Bölge halkı, artık arazileri kullanamayacakları için duruma tepki gösterdi.
"Biz buradan kalktığımızda hayvanlarımız, ekinimiz her şeyimiz kalmış durumda"
Mahalle sakini Efkan Yavuz, ''Otel işletmesine golf sahası olarak tahsis edilen yerin 15 metre derinliğinde bataklık olduğunu, toprak taşıyarak tarla haline getirdiklerini, rızaları alınmadan, tebligat yapılmadan ellerinden alındığını'' söyledi. Yavuz, şöyle konuştu.
"Söz konusu yeri biz kendimiz tarla haline getirdik. 15 metre derin olan bir yeri tarla haline getirdik. Şu an da elimizden alınıyor. Bize herhangi bir tebligat yapılmadı. Söz konusu yeri 1957'den beri kullanmaktayız. Burayla ilgili 2008 yılında alınan 'bu alan tarım arazisidir kesinlikle turizm alanı olamaz' diye Danıştay kararı var. Karar kesinleşti ve 2012 yılında onandı. Onanan mahkeme kararı halen yürürlükte olmasına rağmen arazimize el konulmaktadır. Aynı karar TİGEM arazisi için de geçerli. Oraya kesinlikle girilemiyor. Burada ise onaylanmış mahkeme kararına kesinlikle uyulmuyor. Turizm Bakanlığı’nı aradım söz konusu yeri nasıl tahsis ettiniz diye sordum. ‘Size döneceğiz’ dediler, 3 gün sonra beni arayıp, ‘kesinleşmiş Danıştay kararının sınırları belli değildir diye o şekilde tahsis ettik’ dediler. Kesinlikle sınırları bellidir. Şimdi sınır çizip tel çekecekler arazilerimize el koyacaklar. Biz burada yetiştirdiğimiz ürünlerle geçiniyor, hayvanlarımıza bakıyoruz."
Hatice Sarı ise "Biz Hilton'dan üç tane yetkili istiyoruz. Hilton bizim yerimize el koyduysa Hilton gelip açıklama yapacak ve el koyduğu 275 dönüm yer için bize ücret ödemesi lazım. Biz buradan kalktığımızda hayvanlarımız, ekinimiz her şeyimiz kalmış durumda. Biz mağduruz. Jandarmalara da söyledik lütfen Hilton'dan yetkili istiyoruz. Jandarma ‘ileteceğiz, getireceğiz. Siz tarladan çıkın’ dedi. Bekliyoruz hala yoklar. Buraya çevik kuvvet getirdiler. Biz terörist miyiz? Bu dağlardaki ağaçlar yanarken çevik kuvvet neredeydi?” dedi.

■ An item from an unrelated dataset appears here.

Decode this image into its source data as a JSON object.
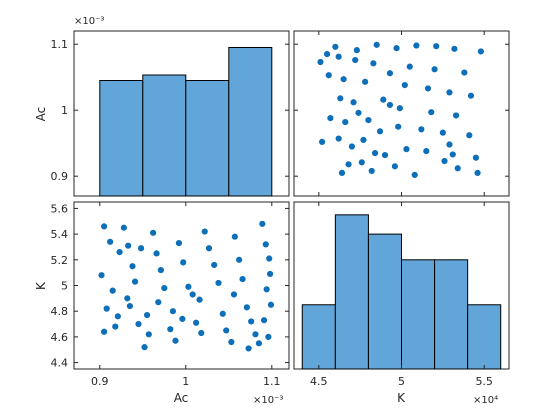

"İhbarname gibi hiçbir evrak gelmedi"
Fevziye Mahallesi Muhtarı Ruhan Altınok, "6 aydır muhtarlık yapıyorum bana ihbarname gibi hiçbir evrak gelmedi. Ağaçlar kesildi haberim yok. Hilton, babasının çiftliği gibi burada racon kesiyor. Halka hiçbir bildiri yok. Vatandaşın ellerinde evrakları var yine de çalışma devam ediyor. Bu çalışmaların durdurulmasını istiyoruz" diye konuştu.

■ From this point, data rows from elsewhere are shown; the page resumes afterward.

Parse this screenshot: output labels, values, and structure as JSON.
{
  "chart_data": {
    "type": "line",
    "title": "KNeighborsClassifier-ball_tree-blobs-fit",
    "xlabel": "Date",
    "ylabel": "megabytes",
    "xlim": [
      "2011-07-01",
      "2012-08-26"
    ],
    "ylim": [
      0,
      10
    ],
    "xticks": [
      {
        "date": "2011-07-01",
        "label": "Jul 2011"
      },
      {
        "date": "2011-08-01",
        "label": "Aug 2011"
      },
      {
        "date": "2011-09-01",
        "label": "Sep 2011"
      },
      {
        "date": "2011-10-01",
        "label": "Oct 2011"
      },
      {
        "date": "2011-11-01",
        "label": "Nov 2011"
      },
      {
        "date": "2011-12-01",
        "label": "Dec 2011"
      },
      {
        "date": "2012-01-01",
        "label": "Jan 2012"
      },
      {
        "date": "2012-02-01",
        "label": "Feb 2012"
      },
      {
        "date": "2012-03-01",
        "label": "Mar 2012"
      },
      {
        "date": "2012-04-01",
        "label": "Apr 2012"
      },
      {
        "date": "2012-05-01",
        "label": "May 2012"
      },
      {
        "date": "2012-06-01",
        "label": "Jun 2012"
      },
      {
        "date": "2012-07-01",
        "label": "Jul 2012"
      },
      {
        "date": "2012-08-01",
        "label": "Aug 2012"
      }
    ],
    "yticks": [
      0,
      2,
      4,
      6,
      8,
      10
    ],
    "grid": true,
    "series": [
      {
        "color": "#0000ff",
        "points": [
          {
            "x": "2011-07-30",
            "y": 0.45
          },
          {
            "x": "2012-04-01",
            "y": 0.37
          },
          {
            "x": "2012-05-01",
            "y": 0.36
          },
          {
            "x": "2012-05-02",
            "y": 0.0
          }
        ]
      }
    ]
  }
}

75 yaşındaki Ayşe Çelik, 1957 yılında babasının o yıllarda makina olmadığından insan gücüyle yaz kış demeden, kanal açarak toprak taşıyarak tarla yaptığını kendisinin de çocukken babasıyla birlikte çalıştığını anlattı. Çelik, "Bataklığı kuruttuk. Hilton geldi önce çamlı tarlayı şimdi de burayı aldı. Babam yer sattı buraya harcadı. Benim kardeşlerimin hepsi burada yaşıyor hiçbir yeri kalmadı. Bir karış yerimiz yok. Bir sene sonra da evlerinden çıkaracaklar bu insanlar hayvanlarıyla nereye gidecek. Kime sesleneceksem her tarafa sesleneceğim. Yerimizi aldılar bizim. Cumhurbaşkanı'na mı sesleneceğim Valiy'e mi sesleneceğim. Kime sesleneceksem sesleneyim. Bittik biz, bittik. Benim kardeşlerim bitti. Nereye gideceğiz biz. Nereye gidecekler. Burası tarım alanıydı burayı molozlarla, toprakla dolduracaklar inşaat yapacaklar” dedi.
Hanife Kaplan da geçimini buradan topladığı otlarla sağladığını belirtti. Kaplan, "Süpürge otunu biçip toplayarak pazarda satıyorum. Bundan sonra biz buraya giremeyiz. Buralar bizim doğduğumuz büyüdüğümüz, yediğimiz içtiğimiz topraklarımız. Artık biz buralara giremeyiz, bizi bu topraklara sokmazlar" şeklinde konuştu.